残るは本田である。2点のリードを築いた後、常にパス回しの中にいて試合展開を組み立てていたが、後半早々に自らもゴールを奪ったのだ。後半2分、リッカルド・モントリーボがペナルティーエリア外から強烈なシュートを放つ。これはGKに弾かれるが、ボールはゴール左に構えていた本田の前にこぼれる。本田はこれを逃さず、冷静かつ豪快に蹴り込んだ。
なお初ゴールを奪った直後にも、本田はビッグチャンスを演出している。ドリブルでじっくりとタメを作った後に、裏のスペースに走り込んだパッツィーニへ正確なパス。あわやアシストも付きそうな場面だったが、パッツィーニのシュートは大きく逸れてしまった。
必要なのはフィジカルコンディションの向上
もっとも交代する5分ぐらい前からはミスも増えており、コンディションはまだ上がり切っていないようにも見受けられた。試合後の記者会見でその辺りをタソッティ監督代行に質問したところ、「90分間プレーできるようになるまでにはもう少し時間が必要で、現在もコンディション回復の最中。その状態でプレーを引っ張るとけがにつながることも多い。その意味もあって今日は早めに交代させた」という返事が返ってきた。もちろん今後、本田の状態を判断するのはセードルフ監督ということになるが、フル出場で戦わせるにはあと2、3試合ほど時間が必要になるかもしれない。
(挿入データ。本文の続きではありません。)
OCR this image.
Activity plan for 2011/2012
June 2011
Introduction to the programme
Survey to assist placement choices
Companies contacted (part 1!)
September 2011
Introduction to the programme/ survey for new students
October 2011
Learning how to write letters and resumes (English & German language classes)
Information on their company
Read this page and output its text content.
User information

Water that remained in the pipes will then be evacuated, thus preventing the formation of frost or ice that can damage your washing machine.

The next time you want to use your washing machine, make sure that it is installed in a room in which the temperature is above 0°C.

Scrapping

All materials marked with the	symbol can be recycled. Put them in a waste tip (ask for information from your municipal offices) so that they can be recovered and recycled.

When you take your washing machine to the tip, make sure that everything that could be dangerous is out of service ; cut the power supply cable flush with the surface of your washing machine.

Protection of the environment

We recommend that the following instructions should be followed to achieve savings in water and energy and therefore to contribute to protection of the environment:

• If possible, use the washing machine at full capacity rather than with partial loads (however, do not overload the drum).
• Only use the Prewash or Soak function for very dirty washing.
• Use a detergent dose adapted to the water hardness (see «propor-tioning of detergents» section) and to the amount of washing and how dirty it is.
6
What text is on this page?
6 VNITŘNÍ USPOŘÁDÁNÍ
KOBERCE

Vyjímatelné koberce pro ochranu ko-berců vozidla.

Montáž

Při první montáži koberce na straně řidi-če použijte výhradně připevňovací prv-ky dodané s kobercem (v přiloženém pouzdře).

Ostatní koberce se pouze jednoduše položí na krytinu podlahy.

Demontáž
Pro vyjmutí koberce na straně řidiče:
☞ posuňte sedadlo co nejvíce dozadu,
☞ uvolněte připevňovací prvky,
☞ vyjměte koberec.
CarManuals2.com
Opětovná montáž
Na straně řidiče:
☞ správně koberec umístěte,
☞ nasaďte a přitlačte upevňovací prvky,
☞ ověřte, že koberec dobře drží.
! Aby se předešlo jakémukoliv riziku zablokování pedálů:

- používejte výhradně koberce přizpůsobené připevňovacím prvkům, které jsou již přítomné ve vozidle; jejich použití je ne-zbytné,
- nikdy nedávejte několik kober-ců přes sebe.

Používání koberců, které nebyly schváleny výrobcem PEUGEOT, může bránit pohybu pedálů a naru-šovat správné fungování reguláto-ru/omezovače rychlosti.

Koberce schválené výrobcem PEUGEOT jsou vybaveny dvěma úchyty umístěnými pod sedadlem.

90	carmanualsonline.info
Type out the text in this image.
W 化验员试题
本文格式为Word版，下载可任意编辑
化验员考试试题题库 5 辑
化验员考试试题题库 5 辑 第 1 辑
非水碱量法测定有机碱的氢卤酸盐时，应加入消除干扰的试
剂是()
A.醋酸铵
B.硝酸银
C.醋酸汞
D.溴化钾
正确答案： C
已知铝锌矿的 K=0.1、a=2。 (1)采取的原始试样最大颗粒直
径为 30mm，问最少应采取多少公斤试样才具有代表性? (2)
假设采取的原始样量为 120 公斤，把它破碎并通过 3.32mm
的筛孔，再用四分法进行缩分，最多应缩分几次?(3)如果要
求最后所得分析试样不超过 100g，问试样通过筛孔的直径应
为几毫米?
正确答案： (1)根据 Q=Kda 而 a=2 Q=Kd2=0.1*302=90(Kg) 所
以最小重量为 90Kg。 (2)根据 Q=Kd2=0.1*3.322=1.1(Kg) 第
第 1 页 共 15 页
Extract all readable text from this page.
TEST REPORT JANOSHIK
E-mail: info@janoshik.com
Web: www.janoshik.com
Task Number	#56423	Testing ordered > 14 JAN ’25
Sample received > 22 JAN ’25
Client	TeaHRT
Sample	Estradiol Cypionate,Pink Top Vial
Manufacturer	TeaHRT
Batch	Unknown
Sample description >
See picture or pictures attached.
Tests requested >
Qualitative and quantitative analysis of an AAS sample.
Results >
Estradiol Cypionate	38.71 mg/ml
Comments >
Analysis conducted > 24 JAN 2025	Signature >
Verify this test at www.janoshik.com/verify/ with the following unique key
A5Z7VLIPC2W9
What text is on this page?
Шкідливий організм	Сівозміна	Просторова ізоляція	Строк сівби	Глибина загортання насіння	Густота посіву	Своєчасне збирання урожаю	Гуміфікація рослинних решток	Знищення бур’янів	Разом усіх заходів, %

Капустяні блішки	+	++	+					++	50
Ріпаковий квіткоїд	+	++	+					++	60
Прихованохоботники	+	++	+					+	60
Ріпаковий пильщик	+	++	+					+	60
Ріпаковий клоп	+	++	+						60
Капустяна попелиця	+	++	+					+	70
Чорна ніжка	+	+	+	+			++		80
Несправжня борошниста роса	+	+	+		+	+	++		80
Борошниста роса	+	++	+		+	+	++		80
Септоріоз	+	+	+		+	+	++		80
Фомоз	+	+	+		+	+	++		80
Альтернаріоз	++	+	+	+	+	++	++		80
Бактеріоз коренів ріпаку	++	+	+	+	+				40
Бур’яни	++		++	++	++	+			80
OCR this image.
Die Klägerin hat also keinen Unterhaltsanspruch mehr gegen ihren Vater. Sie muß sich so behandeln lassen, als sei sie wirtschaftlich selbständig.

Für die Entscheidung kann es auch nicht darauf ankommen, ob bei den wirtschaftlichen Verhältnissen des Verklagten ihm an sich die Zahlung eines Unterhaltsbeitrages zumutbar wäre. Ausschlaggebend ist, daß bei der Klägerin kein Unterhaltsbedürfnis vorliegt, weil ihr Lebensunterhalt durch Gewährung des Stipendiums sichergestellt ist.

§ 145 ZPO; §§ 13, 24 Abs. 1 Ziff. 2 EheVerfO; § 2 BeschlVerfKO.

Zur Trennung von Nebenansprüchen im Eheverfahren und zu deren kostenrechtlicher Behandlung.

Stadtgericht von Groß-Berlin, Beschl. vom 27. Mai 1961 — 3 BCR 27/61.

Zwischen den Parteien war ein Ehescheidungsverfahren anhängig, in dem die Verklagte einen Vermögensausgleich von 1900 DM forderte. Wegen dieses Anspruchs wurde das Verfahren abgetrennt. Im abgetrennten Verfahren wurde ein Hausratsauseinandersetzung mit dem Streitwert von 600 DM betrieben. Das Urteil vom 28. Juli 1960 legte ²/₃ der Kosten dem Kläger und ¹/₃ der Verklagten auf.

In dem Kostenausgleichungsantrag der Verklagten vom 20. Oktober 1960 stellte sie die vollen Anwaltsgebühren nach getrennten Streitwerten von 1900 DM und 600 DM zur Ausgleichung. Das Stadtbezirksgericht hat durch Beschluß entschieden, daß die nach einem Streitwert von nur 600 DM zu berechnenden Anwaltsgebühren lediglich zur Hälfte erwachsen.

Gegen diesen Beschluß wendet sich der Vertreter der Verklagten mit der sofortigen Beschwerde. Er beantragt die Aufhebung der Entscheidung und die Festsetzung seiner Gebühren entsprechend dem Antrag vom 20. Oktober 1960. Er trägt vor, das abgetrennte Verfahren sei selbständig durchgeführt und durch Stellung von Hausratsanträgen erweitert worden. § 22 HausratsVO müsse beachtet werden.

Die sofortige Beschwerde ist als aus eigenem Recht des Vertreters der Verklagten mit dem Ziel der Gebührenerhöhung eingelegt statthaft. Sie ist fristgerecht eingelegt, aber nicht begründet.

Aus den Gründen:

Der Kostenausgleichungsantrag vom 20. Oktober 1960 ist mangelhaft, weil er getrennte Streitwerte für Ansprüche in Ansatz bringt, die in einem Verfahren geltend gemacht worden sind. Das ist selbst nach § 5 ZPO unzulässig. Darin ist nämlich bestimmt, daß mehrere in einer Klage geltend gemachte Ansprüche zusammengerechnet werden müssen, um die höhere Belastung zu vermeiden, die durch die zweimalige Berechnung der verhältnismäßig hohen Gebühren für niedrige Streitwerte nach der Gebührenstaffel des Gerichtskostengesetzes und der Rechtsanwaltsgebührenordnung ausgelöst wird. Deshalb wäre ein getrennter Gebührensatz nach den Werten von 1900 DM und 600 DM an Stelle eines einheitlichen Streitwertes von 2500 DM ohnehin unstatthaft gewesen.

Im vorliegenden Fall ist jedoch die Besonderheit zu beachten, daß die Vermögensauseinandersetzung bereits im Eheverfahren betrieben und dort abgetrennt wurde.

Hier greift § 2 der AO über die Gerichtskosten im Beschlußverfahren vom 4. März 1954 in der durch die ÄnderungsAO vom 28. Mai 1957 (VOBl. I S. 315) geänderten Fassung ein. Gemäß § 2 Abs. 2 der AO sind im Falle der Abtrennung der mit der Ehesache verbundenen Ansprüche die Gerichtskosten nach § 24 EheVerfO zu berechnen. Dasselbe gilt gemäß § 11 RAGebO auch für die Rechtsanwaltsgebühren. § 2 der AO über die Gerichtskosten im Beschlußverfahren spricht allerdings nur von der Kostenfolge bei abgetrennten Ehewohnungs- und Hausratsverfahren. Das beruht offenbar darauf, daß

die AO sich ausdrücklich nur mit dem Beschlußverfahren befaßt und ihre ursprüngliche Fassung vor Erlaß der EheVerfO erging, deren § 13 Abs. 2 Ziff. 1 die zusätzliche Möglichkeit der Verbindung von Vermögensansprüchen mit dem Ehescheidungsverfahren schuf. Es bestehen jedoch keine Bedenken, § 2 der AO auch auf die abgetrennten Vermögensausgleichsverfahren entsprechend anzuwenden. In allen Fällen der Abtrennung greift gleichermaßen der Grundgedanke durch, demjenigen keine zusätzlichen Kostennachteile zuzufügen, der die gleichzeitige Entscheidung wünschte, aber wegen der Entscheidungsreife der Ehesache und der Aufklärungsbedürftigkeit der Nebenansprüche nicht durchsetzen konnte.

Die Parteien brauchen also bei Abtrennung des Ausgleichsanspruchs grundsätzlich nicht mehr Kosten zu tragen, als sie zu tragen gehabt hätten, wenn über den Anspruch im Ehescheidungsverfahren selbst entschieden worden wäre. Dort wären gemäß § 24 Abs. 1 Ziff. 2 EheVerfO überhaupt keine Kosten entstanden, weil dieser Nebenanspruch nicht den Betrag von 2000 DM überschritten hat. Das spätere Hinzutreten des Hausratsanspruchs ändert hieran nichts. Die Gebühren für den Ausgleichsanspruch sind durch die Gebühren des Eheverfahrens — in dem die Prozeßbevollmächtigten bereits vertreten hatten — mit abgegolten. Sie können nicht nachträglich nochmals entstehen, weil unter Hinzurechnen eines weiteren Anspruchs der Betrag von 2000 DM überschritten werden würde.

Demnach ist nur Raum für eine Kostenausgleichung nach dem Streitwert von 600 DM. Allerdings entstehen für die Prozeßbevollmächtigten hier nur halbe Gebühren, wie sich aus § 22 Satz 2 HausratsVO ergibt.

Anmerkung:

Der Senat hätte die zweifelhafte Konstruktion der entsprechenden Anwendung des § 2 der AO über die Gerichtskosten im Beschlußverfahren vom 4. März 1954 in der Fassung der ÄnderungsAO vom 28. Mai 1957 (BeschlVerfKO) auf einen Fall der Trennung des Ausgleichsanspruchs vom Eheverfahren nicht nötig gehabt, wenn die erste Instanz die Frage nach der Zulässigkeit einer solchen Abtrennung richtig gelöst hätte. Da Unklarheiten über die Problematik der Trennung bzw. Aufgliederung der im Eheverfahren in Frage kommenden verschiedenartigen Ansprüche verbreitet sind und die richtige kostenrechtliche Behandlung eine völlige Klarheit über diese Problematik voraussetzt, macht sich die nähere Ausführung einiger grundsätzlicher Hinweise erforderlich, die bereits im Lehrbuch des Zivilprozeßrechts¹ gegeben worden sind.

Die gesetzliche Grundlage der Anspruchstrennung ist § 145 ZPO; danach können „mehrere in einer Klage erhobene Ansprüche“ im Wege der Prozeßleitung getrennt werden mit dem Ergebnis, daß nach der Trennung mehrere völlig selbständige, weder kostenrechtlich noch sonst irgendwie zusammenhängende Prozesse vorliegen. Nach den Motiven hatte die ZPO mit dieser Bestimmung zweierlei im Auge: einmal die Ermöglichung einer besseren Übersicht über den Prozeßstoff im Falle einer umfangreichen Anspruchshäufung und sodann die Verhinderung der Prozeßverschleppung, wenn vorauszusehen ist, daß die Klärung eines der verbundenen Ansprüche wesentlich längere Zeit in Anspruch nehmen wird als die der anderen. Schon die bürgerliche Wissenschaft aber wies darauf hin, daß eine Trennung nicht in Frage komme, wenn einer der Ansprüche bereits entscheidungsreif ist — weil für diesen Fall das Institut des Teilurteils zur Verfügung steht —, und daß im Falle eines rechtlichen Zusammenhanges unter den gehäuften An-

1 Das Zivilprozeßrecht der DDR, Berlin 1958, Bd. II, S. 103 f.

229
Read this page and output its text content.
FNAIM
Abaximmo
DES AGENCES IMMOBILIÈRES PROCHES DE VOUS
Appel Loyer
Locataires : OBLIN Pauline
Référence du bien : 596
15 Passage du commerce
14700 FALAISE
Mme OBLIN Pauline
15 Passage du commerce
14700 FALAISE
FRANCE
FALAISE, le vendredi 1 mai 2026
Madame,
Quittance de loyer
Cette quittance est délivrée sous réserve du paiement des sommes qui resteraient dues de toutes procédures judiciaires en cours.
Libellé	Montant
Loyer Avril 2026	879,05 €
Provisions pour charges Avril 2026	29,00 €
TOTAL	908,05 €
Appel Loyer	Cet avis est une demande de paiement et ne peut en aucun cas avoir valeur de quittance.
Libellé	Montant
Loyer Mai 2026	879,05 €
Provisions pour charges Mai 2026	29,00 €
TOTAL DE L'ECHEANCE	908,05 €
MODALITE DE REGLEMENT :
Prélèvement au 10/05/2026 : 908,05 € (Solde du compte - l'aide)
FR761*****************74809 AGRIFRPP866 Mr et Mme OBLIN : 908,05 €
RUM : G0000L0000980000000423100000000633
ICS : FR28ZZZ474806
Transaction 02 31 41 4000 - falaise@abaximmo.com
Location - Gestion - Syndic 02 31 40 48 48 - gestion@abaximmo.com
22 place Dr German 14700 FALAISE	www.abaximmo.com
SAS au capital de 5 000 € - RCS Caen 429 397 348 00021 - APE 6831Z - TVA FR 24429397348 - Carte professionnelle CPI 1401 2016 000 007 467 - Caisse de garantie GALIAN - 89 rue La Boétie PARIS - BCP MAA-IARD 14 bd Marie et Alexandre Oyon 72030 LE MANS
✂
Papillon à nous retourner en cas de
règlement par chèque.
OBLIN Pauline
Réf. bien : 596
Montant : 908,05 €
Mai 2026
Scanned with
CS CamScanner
しかしトップ下としての持ち味は、十分見せつけられたのではないだろうか。サッスオロ戦から4日しか経っていないが、この試合で見せたプレーは上々のインパクトを残した。フィジカルコンディションがさらに向上し、よりプレッシャーのキツくなるセリエAのリーグ戦でも当たりに対処できるようになれば、もっと素晴らしい活躍が期待できそうだ。